Заметим, что подавляющие большинство значений целевой переменной - 1.
Возможно, правильнее будет для начала решить задачу:
Употребляет ли студент очень мало алкоголя или нет, то есть имеют ли "Dalc" и "Walc" значение не 1.
y = np.zeros_like(y_w)
for i in range(len(y_w)):
if y_d[i] != 1 or y_w[i] != 1:
y[i] = 1
else:
y[i] = -1
classifier = RandomForestClassifier(max_depth=4, bootstrap=False)
sc = cross_val_score(classifier, X, y, cv=5)
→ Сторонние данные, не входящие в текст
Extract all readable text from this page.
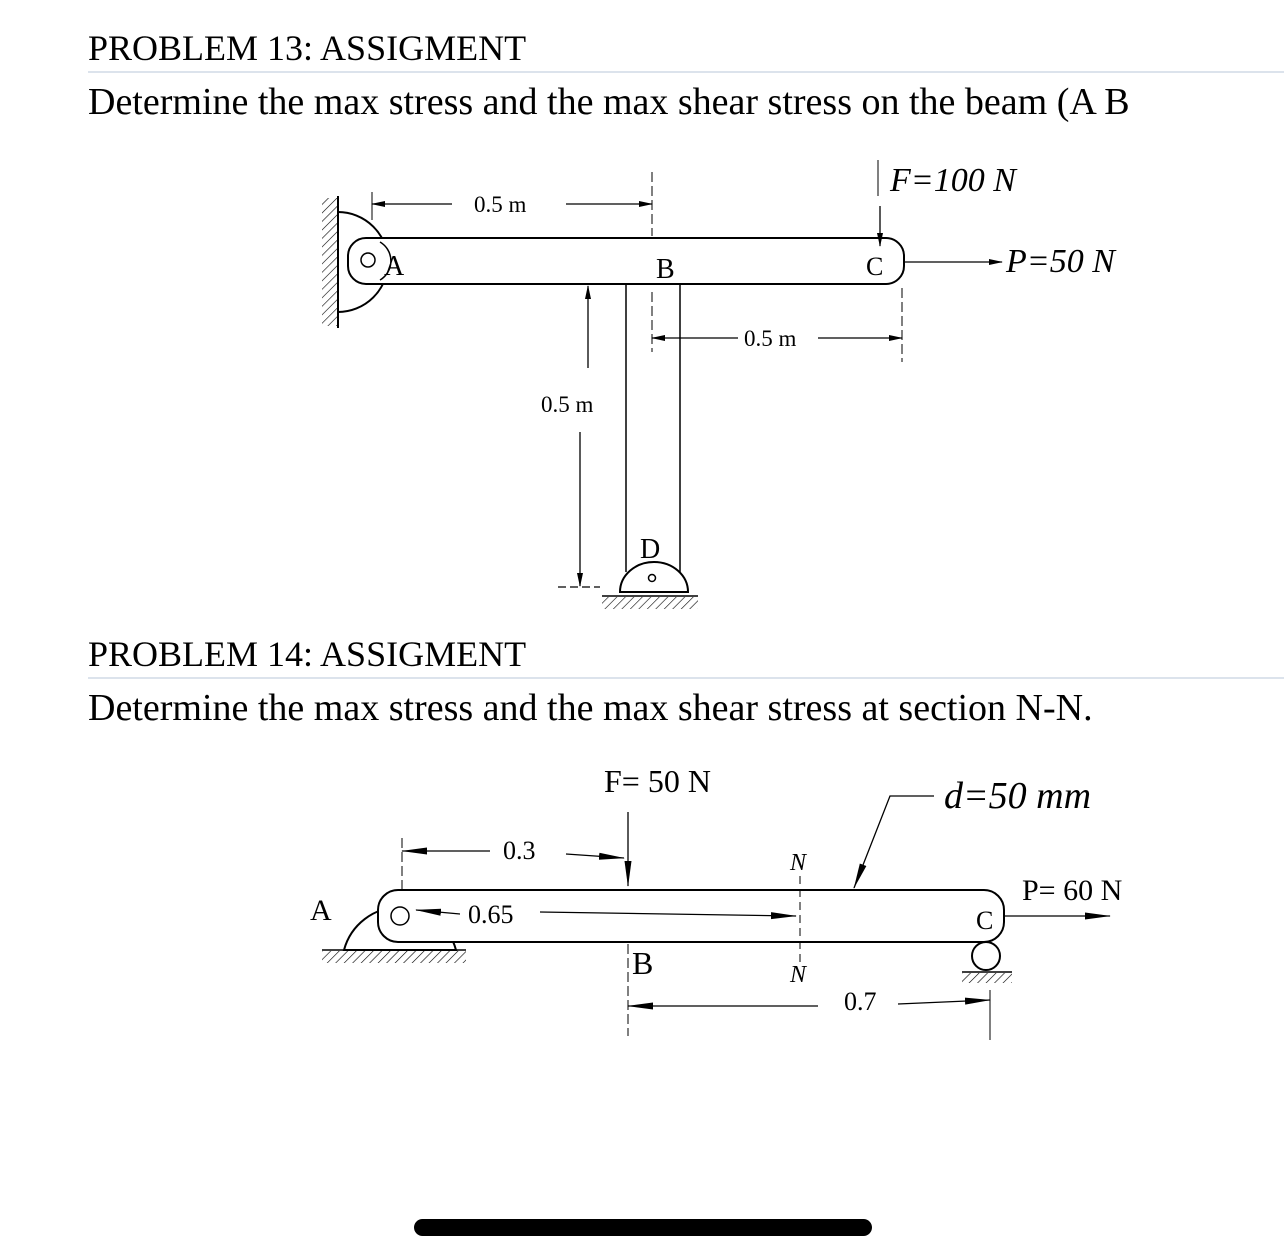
PROBLEM 13: ASSIGMENT
Determine the max stress and the max shear stress on the beam (A B
0.5 m
0.5 m
0.5 m
F=100 N
P=50 N
A	B	C
D
PROBLEM 14: ASSIGMENT
Determine the max stress and the max shear stress at section N-N.
0.3
F= 50 N
0.65
N
N
d=50 mm
P= 60 N
0.7
A
B
C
print("Random forest: ", round(sc.mean(), 2))
Random forest: 0.66
Попробуем провести такое для разных уровней алкоголизма
y = np.zeros_like(y_w)
for i in range(len(y_w)):
if y_d[i] + y_w[i] > 3:
y[i] = 1
else:
y[i] = -1
classifier = RandomForestClassifier(max_depth=4, bootstrap=False)
sc = cross_val_score(classifier, X, y, cv=5)
print("Random forest: ", round(sc.mean(), 2))
Random forest: 0.59
Подход к данной задаче как к задаче классификации не дал хороших результатов на данном этапе.
Вероятно, стоит подойти к проблеме с другой стороны и рассмотреть данную задачу как задачу регрессии.